TLDR
- Robinhood, AppLovin Surge as They Join the S&P 500 in Major Index Shuffle
- S&P 500 Adds Robinhood & AppLovin, Stocks Soar After-Hours on Surprise Move
- Robinhood to Enter S&P 500, Replacing Caesars, Stock Jumps Over 7%
- AppLovin & Robinhood Join S&P 500, Gaining Big on Index-Tracking Demand
- Robinhood & AppLovin Gain S&P 500 Spots After Meeting Profit & Cap Criteria
Robinhood (HOOD) closed at $101.25, down 1.61% during regular trading, but surged to $108.36 in after-hours, up 7.02%, following a surprise announcement from S&P Dow Jones Indices.
The index committee confirmed that Robinhood and AppLovin will join the S&P 500 index and will begin trading on September 22. Robinhood closed regular trading at $101.25, down 1.61%, but soared to $108.36 after the announcement.
AppLovin will replace MarketAxess Holdings, while Robinhood will replace Caesars Entertainment in the S&P 500. This marks a significant shift as both tech-oriented firms prepare to gain broader market exposure. Their inclusion reflects both companies’ recent market performance and improved financial metrics.
The S&P 500 index, a benchmark for U.S. equities, includes companies meeting strict eligibility standards. These include a minimum market cap of $22.7 billion, a float-adjusted market cap of at least $10.25 billion, and profitability under GAAP. The September rebalance is typically the most active due to annual float-factor adjustments.
Robinhood Joins Index After Previous Exclusions
Robinhood becomes the third-largest company to join the S&P 500. The index committee had passed over Robinhood in both scheduled and unscheduled rebalances earlier this year. Despite market speculation, Robinhood had been excluded when the committee opted to add other fintechs like Coinbase and Block.
This time, the committee took action, signaling renewed confidence in Robinhood’s financial position and growth prospects. The firm has maintained GAAP profitability and crossed necessary market cap thresholds. Its strong retail trading base and product expansion may have strengthened its position.
The sharp after-hours rise in stock reflects increased buying pressure, as funds tracking the S&P 500 must now purchase Robinhood shares. This forced buying often boosts stocks that enter the index. Robinhood’s Nasdaq debut in 2021 and its role in the meme stock era contributed to its wide recognition.
AppLovin’s Climb to Index Prominence
AppLovin will now join the S&P 500 after meeting all required criteria and outperforming rivals. The ad tech firm, which offers targeted advertising tools for mobile apps and games, posted explosive gains in 2023 and 2024.
With financial-tech additions already made in prior quarters, the committee may have opted for sector balance. The index remains dynamic, and further changes may follow in future rebalances. Still, Strategy’s omission marks a setback for digital asset proponents seeking broader mainstream inclusion.
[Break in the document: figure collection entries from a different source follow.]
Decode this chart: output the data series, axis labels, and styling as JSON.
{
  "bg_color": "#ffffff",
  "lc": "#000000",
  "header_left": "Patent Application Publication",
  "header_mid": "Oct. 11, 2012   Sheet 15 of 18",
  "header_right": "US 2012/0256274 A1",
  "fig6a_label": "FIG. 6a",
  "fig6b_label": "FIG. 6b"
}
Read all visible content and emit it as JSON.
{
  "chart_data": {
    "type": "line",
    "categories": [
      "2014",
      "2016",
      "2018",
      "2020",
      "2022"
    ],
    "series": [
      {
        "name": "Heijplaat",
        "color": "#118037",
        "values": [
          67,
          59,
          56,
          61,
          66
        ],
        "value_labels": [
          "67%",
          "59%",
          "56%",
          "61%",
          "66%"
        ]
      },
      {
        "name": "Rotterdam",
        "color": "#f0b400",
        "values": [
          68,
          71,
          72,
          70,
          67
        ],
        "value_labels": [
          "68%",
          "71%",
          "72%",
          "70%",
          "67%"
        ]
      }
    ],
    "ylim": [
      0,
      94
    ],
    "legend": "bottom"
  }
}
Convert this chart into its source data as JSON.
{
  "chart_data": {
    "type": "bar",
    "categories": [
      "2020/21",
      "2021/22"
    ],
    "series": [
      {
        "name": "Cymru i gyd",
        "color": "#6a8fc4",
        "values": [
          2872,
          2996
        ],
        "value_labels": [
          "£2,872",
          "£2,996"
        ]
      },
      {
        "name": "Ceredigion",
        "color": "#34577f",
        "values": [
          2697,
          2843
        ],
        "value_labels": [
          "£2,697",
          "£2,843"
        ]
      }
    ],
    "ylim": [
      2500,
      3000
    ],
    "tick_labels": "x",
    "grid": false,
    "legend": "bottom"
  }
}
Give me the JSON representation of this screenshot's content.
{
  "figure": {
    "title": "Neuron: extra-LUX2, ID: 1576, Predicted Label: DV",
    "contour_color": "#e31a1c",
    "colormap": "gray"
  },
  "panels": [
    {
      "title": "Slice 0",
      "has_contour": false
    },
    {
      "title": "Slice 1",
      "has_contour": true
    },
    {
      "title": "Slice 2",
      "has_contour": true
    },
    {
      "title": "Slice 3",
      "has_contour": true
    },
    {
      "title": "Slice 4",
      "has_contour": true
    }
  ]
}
The stock has risen over 700% since 2024 and added another 51% so far in 2025. Earlier this year, AppLovin made headlines by offering to acquire TikTok’s U.S. business, though no deal has materialized yet. This bold move, along with sustained growth, strengthened its position for inclusion.
The committee moved forward with AppLovin’s entry. It replaces MarketAxess in the index, reshaping passive fund exposure. Like Robinhood, AppLovin went public in 2021 and now joins the elite S&P 500 list.